School feeding programmes, in a wider perimeter, provide both educational and health benefits to the most vulnerable children in school.
It has been proven that SFP has led to increased enrollment rates and reduced absenteeism in school, as well as improved food security at the household level.
These are some of the key reasons governments and world institutions like World Bank, WFP and other regional bodies are supporting existing school feeding programmes around the world, especially in developing countries, where many schoolchildren come from very poor homes.
According to international institutions such as WFP and World Bank, every day more than 66 million children go to school hungry and, in many countries, fewer girls attend school than boys.
Research also shows that providing in-school meals, mid-morning snacks, and take-home rations through school feeding programmes can alleviate short-term hunger, increase children’s abilities to concentrate, learn, perform specific tasks, and has been linked to an increase in the enrolment of girls.
It has also been discovered that low-income countries are expanding school feeding, because these programmes help them get closer to reaching the Millennium Development Goals (MDGs) by drawing more children, especially young girls, into the classroom.
“If these programmes provide micronutrients such as iron, iodine, vitamin A, B-vitamins, and zinc through fortified foods and are combined with other school health interventions such as deworming, there may be additional benefits for children’s cognitive abilities and educational achievement,” a World Bank report stated.
So the effort being made by WFP and the MoBSE to put in place a sound National Local Procurement mechanism for school-feeding programme in The Gambia is worth serious commendation and support.

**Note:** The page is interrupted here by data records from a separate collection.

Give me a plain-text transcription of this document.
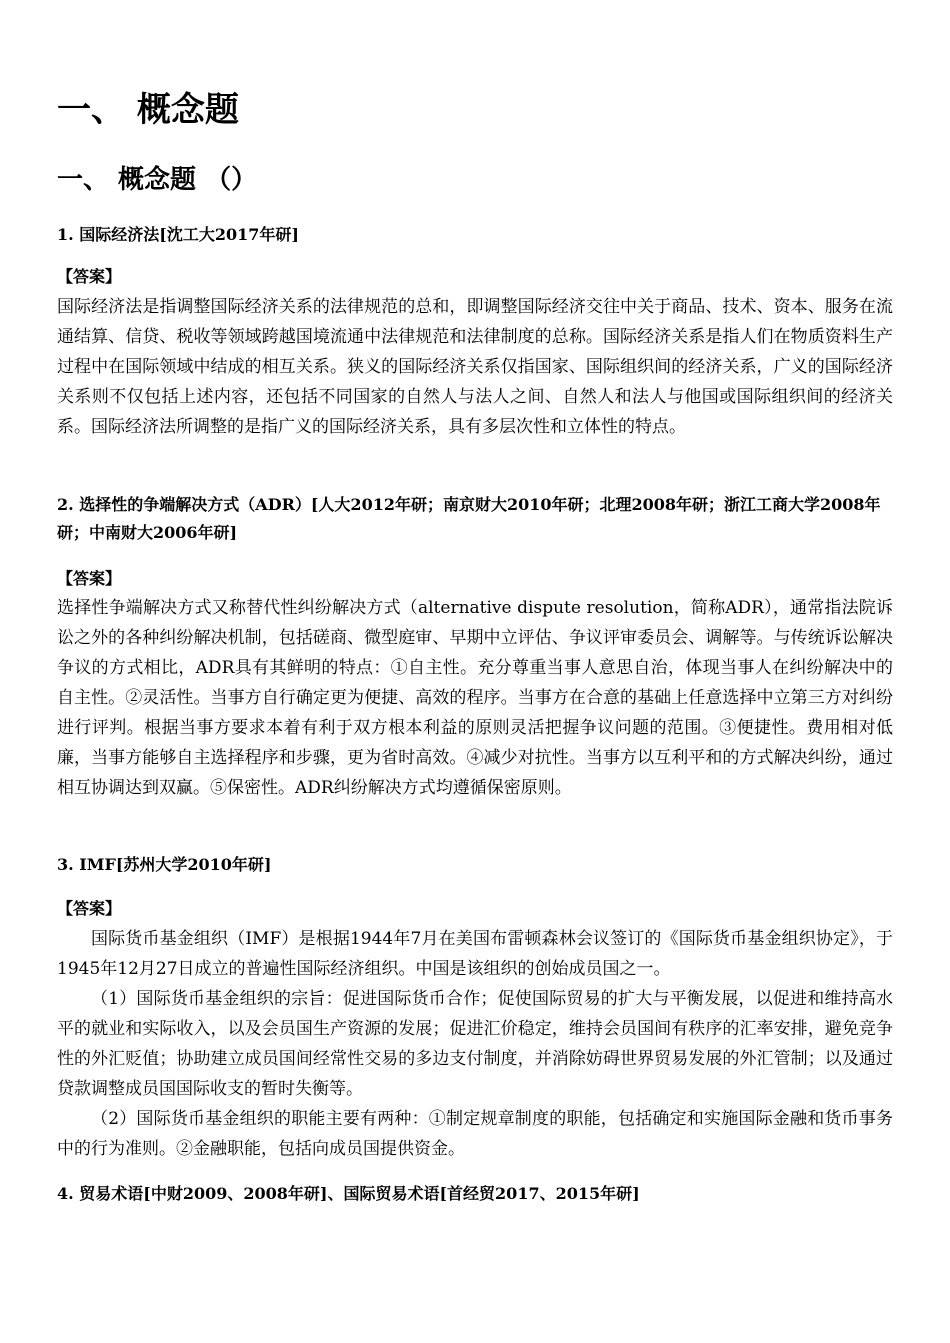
一、 概念题
一、 概念题 （）

1. 国际经济法[沈工大2017年研]

【答案】

国际经济法是指调整国际经济关系的法律规范的总和，即调整国际经济交往中关于商品、技术、资本、服务在流通结算、信贷、税收等领域跨越国境流通中法律规范和法律制度的总称。国际经济关系是指人们在物质资料生产过程中在国际领域中结成的相互关系。狭义的国际经济关系仅指国家、国际组织间的经济关系，广义的国际经济关系则不仅包括上述内容，还包括不同国家的自然人与法人之间、自然人和法人与他国或国际组织间的经济关系。国际经济法所调整的是指广义的国际经济关系，具有多层次性和立体性的特点。

2. 选择性的争端解决方式（ADR）[人大2012年研；南京财大2010年研；北理2008年研；浙江工商大学2008年研；中南财大2006年研]

【答案】

选择性争端解决方式又称替代性纠纷解决方式（alternative dispute resolution，简称ADR），通常指法院诉讼之外的各种纠纷解决机制，包括磋商、微型庭审、早期中立评估、争议评审委员会、调解等。与传统诉讼解决争议的方式相比，ADR具有其鲜明的特点：①自主性。充分尊重当事人意思自治，体现当事人在纠纷解决中的自主性。②灵活性。当事方自行确定更为便捷、高效的程序。当事方在合意的基础上任意选择中立第三方对纠纷进行评判。根据当事方要求本着有利于双方根本利益的原则灵活把握争议问题的范围。③便捷性。费用相对低廉，当事方能够自主选择程序和步骤，更为省时高效。④减少对抗性。当事方以互利平和的方式解决纠纷，通过相互协调达到双赢。⑤保密性。ADR纠纷解决方式均遵循保密原则。

3. IMF[苏州大学2010年研]

【答案】

国际货币基金组织（IMF）是根据1944年7月在美国布雷顿森林会议签订的《国际货币基金组织协定》，于1945年12月27日成立的普遍性国际经济组织。中国是该组织的创始成员国之一。

（1）国际货币基金组织的宗旨：促进国际货币合作；促使国际贸易的扩大与平衡发展，以促进和维持高水平的就业和实际收入，以及会员国生产资源的发展；促进汇价稳定，维持会员国间有秩序的汇率安排，避免竞争性的外汇贬值；协助建立成员国间经常性交易的多边支付制度，并消除妨碍世界贸易发展的外汇管制；以及通过贷款调整成员国国际收支的暂时失衡等。

（2）国际货币基金组织的职能主要有两种：①制定规章制度的职能，包括确定和实施国际金融和货币事务中的行为准则。②金融职能，包括向成员国提供资金。

4. 贸易术语[中财2009、2008年研]、国际贸易术语[首经贸2017、2015年研]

It is more so because this initiative is designed to effectively integrate farmer associations/groups/cooperatives and Small and Medium Enterprises (SMEs) in the local procurement strategy.
We are also made to know that MoBSE and WFP have successfully purchased 61.8 metric tonnes of locally produced milled rice for the school-feeding programme, which “shows that local procurement for the homegrown school feeding programme is possible”.
While this is in the right direction, there are however other challenges to be prepared for to ensure the programme does not end with a lame foot or even demise.
According to the World Bank, challenges for school feeding programmes can range from their high operational costs to the need to build the capacity to procure food locally.
It states: “In order for a country to have an effective school feeding programme that focuses their resources on the neediest children, countries must: (a) determine if school feeding is the most effective social safety net option; (b) set programme objectives and predicted outcomes, and determine administrative costs; (c) establish a system of effective targeting; (d) select the type of food to be provided in school, explore opportunities for local procurement and the feasibility of offering take-home rations through the programme; (e) plan for school-level management, implementation, and monitoring of the ongoing school feeding activities; and (f) determine if complementary health and nutrition activities such as de-worming, vitamin supplementation, or fortification can be incorporated into the programme to achieve additional benefits.”
It is essential to note that the European Union has contributed millions of euros to the World Food Programme’s ‘school feeding programme’ in The Gambia.
The programme was set up to mitigate against the impact of the 2008 food crisis and support the WFP-funded programme across the country.
“Poverty is a very complicated issue, but feeding a child isn’t.”